Of 227 patients with GBM (median age 62 years, 37.9% females), 31 (13.7%) had Medicaid, 94 (41.4%) had Medicare, and 102 (44.9%) had private insurance. Medicaid patients had 30% higher overall hospital costs for surgery compared to non-Medicaid patients ($50,285 vs $38,779, p = 0.01). Medicaid patients had higher intensive care unit (ICU; p < 0.01), operating room (p < 0.03), imaging (p < 0.001), room and board (p < 0001), and pharmacy (p < 0.02) costs versus non-Medicaid patients.

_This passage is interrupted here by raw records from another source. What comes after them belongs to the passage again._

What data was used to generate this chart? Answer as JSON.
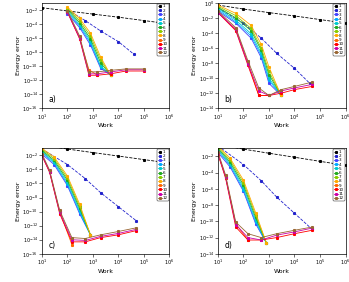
{
  "colors": [
    "#000000",
    "#2222cc",
    "#4444ff",
    "#00aaff",
    "#00cccc",
    "#22aa22",
    "#88cc00",
    "#ffaa00",
    "#ff6600",
    "#ff0000",
    "#cc00aa",
    "#996633"
  ],
  "labels": [
    "1",
    "2",
    "3",
    "4",
    "5",
    "6",
    "7",
    "8",
    "9",
    "10",
    "11",
    "12"
  ],
  "panel_labels": [
    "a)",
    "b)",
    "c)",
    "d)"
  ],
  "xlabel": "Work",
  "ylabel": "Energy error",
  "panels": {
    "a": {
      "xlim": [
        10,
        1000000.0
      ],
      "ylim": [
        1e-16,
        0.1
      ],
      "series": [
        {
          "x": [
            10.0,
            100.0,
            1000.0,
            10000.0,
            100000.0,
            1000000.0
          ],
          "y": [
            0.02,
            0.007,
            0.0025,
            0.0009,
            0.0003,
            0.0001
          ]
        },
        {
          "x": [
            100.0,
            500.0,
            2000.0,
            10000.0,
            40000.0
          ],
          "y": [
            0.01,
            0.0003,
            1e-05,
            3e-07,
            5e-09
          ]
        },
        {
          "x": [
            100.0,
            300.0,
            800.0,
            2000.0,
            5000.0
          ],
          "y": [
            0.003,
            3e-05,
            1e-07,
            5e-11,
            5e-12
          ]
        },
        {
          "x": [
            100.0,
            300.0,
            800.0,
            2000.0,
            5000.0
          ],
          "y": [
            0.005,
            5e-05,
            2e-07,
            8e-11,
            5e-12
          ]
        },
        {
          "x": [
            100.0,
            300.0,
            800.0,
            2000.0,
            5000.0
          ],
          "y": [
            0.008,
            8e-05,
            4e-07,
            1e-10,
            5e-12
          ]
        },
        {
          "x": [
            100.0,
            300.0,
            800.0,
            2000.0,
            5000.0
          ],
          "y": [
            0.012,
            0.00015,
            8e-07,
            3e-10,
            5e-12
          ]
        },
        {
          "x": [
            100.0,
            300.0,
            800.0,
            2000.0,
            5000.0
          ],
          "y": [
            0.018,
            0.0003,
            2e-06,
            8e-10,
            5e-12
          ]
        },
        {
          "x": [
            100.0,
            300.0,
            800.0,
            2000.0,
            5000.0
          ],
          "y": [
            0.025,
            0.0006,
            5e-06,
            2e-09,
            5e-12
          ]
        },
        {
          "x": [
            100.0,
            300.0,
            700.0,
            1500.0
          ],
          "y": [
            0.005,
            1e-06,
            3e-11,
            5e-12
          ]
        },
        {
          "x": [
            100.0,
            300.0,
            700.0,
            1500.0,
            5000.0,
            20000.0,
            100000.0
          ],
          "y": [
            0.005,
            8e-07,
            5e-12,
            5e-12,
            8e-12,
            2e-11,
            2e-11
          ]
        },
        {
          "x": [
            100.0,
            300.0,
            700.0,
            1500.0,
            5000.0,
            20000.0,
            100000.0
          ],
          "y": [
            0.005,
            1e-06,
            8e-12,
            8e-12,
            1.5e-11,
            3e-11,
            3e-11
          ]
        },
        {
          "x": [
            100.0,
            300.0,
            700.0,
            1500.0,
            5000.0,
            20000.0,
            100000.0
          ],
          "y": [
            0.008,
            2e-06,
            1.5e-11,
            1.5e-11,
            2.5e-11,
            4e-11,
            4e-11
          ]
        }
      ]
    },
    "b": {
      "xlim": [
        10,
        1000000.0
      ],
      "ylim": [
        1e-14,
        1.0
      ],
      "series": [
        {
          "x": [
            10.0,
            100.0,
            1000.0,
            10000.0,
            100000.0,
            1000000.0
          ],
          "y": [
            0.5,
            0.15,
            0.05,
            0.018,
            0.006,
            0.002
          ]
        },
        {
          "x": [
            10.0,
            100.0,
            500.0,
            2000.0,
            10000.0,
            40000.0
          ],
          "y": [
            0.2,
            0.002,
            2e-05,
            2e-07,
            2e-09,
            2e-11
          ]
        },
        {
          "x": [
            10.0,
            50.0,
            200.0,
            500.0,
            1000.0,
            3000.0
          ],
          "y": [
            0.08,
            0.002,
            2e-05,
            5e-08,
            2e-11,
            5e-13
          ]
        },
        {
          "x": [
            10.0,
            50.0,
            200.0,
            500.0,
            1000.0,
            3000.0
          ],
          "y": [
            0.12,
            0.003,
            4e-05,
            1e-07,
            5e-11,
            5e-13
          ]
        },
        {
          "x": [
            10.0,
            50.0,
            200.0,
            500.0,
            1000.0,
            3000.0
          ],
          "y": [
            0.18,
            0.005,
            8e-05,
            2e-07,
            1e-10,
            5e-13
          ]
        },
        {
          "x": [
            10.0,
            50.0,
            200.0,
            500.0,
            1000.0,
            3000.0
          ],
          "y": [
            0.25,
            0.01,
            0.0002,
            5e-07,
            3e-10,
            5e-13
          ]
        },
        {
          "x": [
            10.0,
            50.0,
            200.0,
            500.0,
            1000.0,
            3000.0
          ],
          "y": [
            0.35,
            0.02,
            0.0004,
            1e-06,
            8e-10,
            5e-13
          ]
        },
        {
          "x": [
            10.0,
            50.0,
            200.0,
            500.0,
            1000.0,
            3000.0
          ],
          "y": [
            0.5,
            0.04,
            0.001,
            3e-06,
            3e-09,
            5e-13
          ]
        },
        {
          "x": [
            10.0,
            50.0,
            150.0,
            400.0,
            1000.0
          ],
          "y": [
            0.05,
            0.0003,
            1e-08,
            5e-13,
            5e-13
          ]
        },
        {
          "x": [
            10.0,
            50.0,
            150.0,
            400.0,
            1000.0,
            3000.0,
            10000.0,
            50000.0
          ],
          "y": [
            0.05,
            0.0002,
            5e-09,
            5e-13,
            5e-13,
            1e-12,
            3e-12,
            8e-12
          ]
        },
        {
          "x": [
            10.0,
            50.0,
            150.0,
            400.0,
            1000.0,
            3000.0,
            10000.0,
            50000.0
          ],
          "y": [
            0.05,
            0.0003,
            8e-09,
            2e-12,
            5e-13,
            2e-12,
            5e-12,
            1.5e-11
          ]
        },
        {
          "x": [
            10.0,
            50.0,
            150.0,
            400.0,
            1000.0,
            3000.0,
            10000.0,
            50000.0
          ],
          "y": [
            0.08,
            0.0005,
            2e-08,
            5e-12,
            5e-13,
            3e-12,
            8e-12,
            3e-11
          ]
        }
      ]
    },
    "c": {
      "xlim": [
        10,
        1000000.0
      ],
      "ylim": [
        1e-16,
        0.1
      ],
      "series": [
        {
          "x": [
            10.0,
            100.0,
            1000.0,
            10000.0,
            100000.0,
            1000000.0
          ],
          "y": [
            0.3,
            0.08,
            0.025,
            0.008,
            0.0025,
            0.0008
          ]
        },
        {
          "x": [
            10.0,
            100.0,
            500.0,
            2000.0,
            10000.0,
            50000.0
          ],
          "y": [
            0.08,
            0.0005,
            5e-06,
            5e-08,
            5e-10,
            5e-12
          ]
        },
        {
          "x": [
            10.0,
            30.0,
            100.0,
            300.0,
            800.0
          ],
          "y": [
            0.015,
            0.0005,
            5e-07,
            5e-11,
            5e-14
          ]
        },
        {
          "x": [
            10.0,
            30.0,
            100.0,
            300.0,
            800.0
          ],
          "y": [
            0.025,
            0.0008,
            8e-07,
            8e-11,
            5e-14
          ]
        },
        {
          "x": [
            10.0,
            30.0,
            100.0,
            300.0,
            800.0
          ],
          "y": [
            0.035,
            0.0012,
            1.5e-06,
            1.5e-10,
            5e-14
          ]
        },
        {
          "x": [
            10.0,
            30.0,
            100.0,
            300.0,
            800.0
          ],
          "y": [
            0.05,
            0.002,
            3e-06,
            3e-10,
            5e-14
          ]
        },
        {
          "x": [
            10.0,
            30.0,
            100.0,
            300.0,
            800.0
          ],
          "y": [
            0.07,
            0.0035,
            6e-06,
            6e-10,
            5e-14
          ]
        },
        {
          "x": [
            10.0,
            30.0,
            100.0,
            300.0,
            800.0
          ],
          "y": [
            0.1,
            0.006,
            1.2e-05,
            1.2e-09,
            5e-14
          ]
        },
        {
          "x": [
            10.0,
            20.0,
            50.0,
            150.0
          ],
          "y": [
            0.01,
            5e-05,
            1e-10,
            2e-15
          ]
        },
        {
          "x": [
            10.0,
            20.0,
            50.0,
            150.0,
            500.0,
            2000.0,
            10000.0,
            50000.0
          ],
          "y": [
            0.01,
            4e-05,
            5e-11,
            5e-15,
            5e-15,
            2e-14,
            5e-14,
            2e-13
          ]
        },
        {
          "x": [
            10.0,
            20.0,
            50.0,
            150.0,
            500.0,
            2000.0,
            10000.0,
            50000.0
          ],
          "y": [
            0.012,
            5e-05,
            8e-11,
            1e-14,
            8e-15,
            3e-14,
            8e-14,
            3e-13
          ]
        },
        {
          "x": [
            10.0,
            20.0,
            50.0,
            150.0,
            500.0,
            2000.0,
            10000.0,
            50000.0
          ],
          "y": [
            0.018,
            8e-05,
            1.5e-10,
            2e-14,
            1.5e-14,
            5e-14,
            1.5e-13,
            5e-13
          ]
        }
      ]
    },
    "d": {
      "xlim": [
        10,
        1000000.0
      ],
      "ylim": [
        1e-14,
        0.1
      ],
      "series": [
        {
          "x": [
            10.0,
            100.0,
            1000.0,
            10000.0,
            100000.0,
            1000000.0
          ],
          "y": [
            0.3,
            0.08,
            0.025,
            0.008,
            0.0025,
            0.0008
          ]
        },
        {
          "x": [
            10.0,
            100.0,
            500.0,
            2000.0,
            10000.0,
            50000.0
          ],
          "y": [
            0.2,
            0.001,
            1e-05,
            1e-07,
            1e-09,
            1e-11
          ]
        },
        {
          "x": [
            10.0,
            30.0,
            100.0,
            300.0,
            800.0
          ],
          "y": [
            0.03,
            0.0005,
            5e-07,
            5e-11,
            2e-13
          ]
        },
        {
          "x": [
            10.0,
            30.0,
            100.0,
            300.0,
            800.0
          ],
          "y": [
            0.05,
            0.0008,
            8e-07,
            8e-11,
            2e-13
          ]
        },
        {
          "x": [
            10.0,
            30.0,
            100.0,
            300.0,
            800.0
          ],
          "y": [
            0.07,
            0.0012,
            1.5e-06,
            1.5e-10,
            2e-13
          ]
        },
        {
          "x": [
            10.0,
            30.0,
            100.0,
            300.0,
            800.0
          ],
          "y": [
            0.1,
            0.002,
            3e-06,
            3e-10,
            2e-13
          ]
        },
        {
          "x": [
            10.0,
            30.0,
            100.0,
            300.0,
            800.0
          ],
          "y": [
            0.14,
            0.0035,
            6e-06,
            6e-10,
            2e-13
          ]
        },
        {
          "x": [
            10.0,
            30.0,
            100.0,
            300.0,
            800.0
          ],
          "y": [
            0.2,
            0.006,
            1.2e-05,
            1.2e-09,
            2e-13
          ]
        },
        {
          "x": [
            10.0,
            20.0,
            50.0,
            150.0
          ],
          "y": [
            0.02,
            3e-05,
            5e-11,
            5e-13
          ]
        },
        {
          "x": [
            10.0,
            20.0,
            50.0,
            150.0,
            500.0,
            2000.0,
            10000.0,
            50000.0
          ],
          "y": [
            0.02,
            2e-05,
            2e-11,
            5e-13,
            5e-13,
            1e-12,
            3e-12,
            8e-12
          ]
        },
        {
          "x": [
            10.0,
            20.0,
            50.0,
            150.0,
            500.0,
            2000.0,
            10000.0,
            50000.0
          ],
          "y": [
            0.025,
            3e-05,
            4e-11,
            1e-12,
            5e-13,
            2e-12,
            5e-12,
            1.5e-11
          ]
        },
        {
          "x": [
            10.0,
            20.0,
            50.0,
            150.0,
            500.0,
            2000.0,
            10000.0,
            50000.0
          ],
          "y": [
            0.035,
            5e-05,
            8e-11,
            3e-12,
            1e-12,
            3e-12,
            8e-12,
            2e-11
          ]
        }
      ]
    }
  }
}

Medicaid patients had significantly longer overall and ICU lengths of stay (6.9 and 2.6 days) versus Medicare (4.0 and 1.5 days) and privately insured patients (3.9 and 1.8 days, p < 0.01). Medicaid patients had similar comorbidity rates to Medicare patients (67.8% vs 68.1%), and both groups had higher comorbidity rates than privately insured patients (37.3%, p < 0.0001). Only 67.7% of Medicaid patients had primary care providers (PCPs) versus 91.5% of Medicare and 86.3% of privately insured patients (p = 0.009) at the time of presentation. Tumor diameter at diagnosis was largest for Medicaid (4.7 cm) versus Medicare (4.1 cm) and privately insured patients (4.2 cm, p = 0.03). Preoperative (70 vs 90, p = 0.02) and postoperative (80 vs 90, p = 0.03) Karnofsky Performance Scale (KPS) scores were lowest for Medicaid versus non-Medicaid patients, while in subgroup analysis, postoperative KPS score was lowest for Medicaid patients (80, vs 90 for Medicare and 90 for private insurance; p = 0.03). Medicaid patients had significantly shorter median overall survival (10.7 months vs 12.8 months for Medicare and 15.8 months for private insurance; p = 0.02). Quality-adjusted life year (QALY) scores were 0.66 and 1.05 for Medicaid and non-Medicaid patients, respectively (p = 0.036). The incremental cost per QALY was $29,963 lower for the non-Medicaid cohort.

CONCLUSIONS

Patients with GBMs and Medicaid have higher surgical costs, longer lengths of stay, poorer survival, and lower QALY scores. This study indicates that these patients lack PCPs, have more comorbidities, and present later in the disease course with larger tumors; these factors may drive the poorer postoperative function and greater consumption of hospital resources that were identified. Given limited resources and rising healthcare costs, factors such as access to PCPs, equitable adjuvant therapy, and early screening/diagnosis of disease need to be improved in order to improve prognosis and reduce hospital costs for patients with GBM.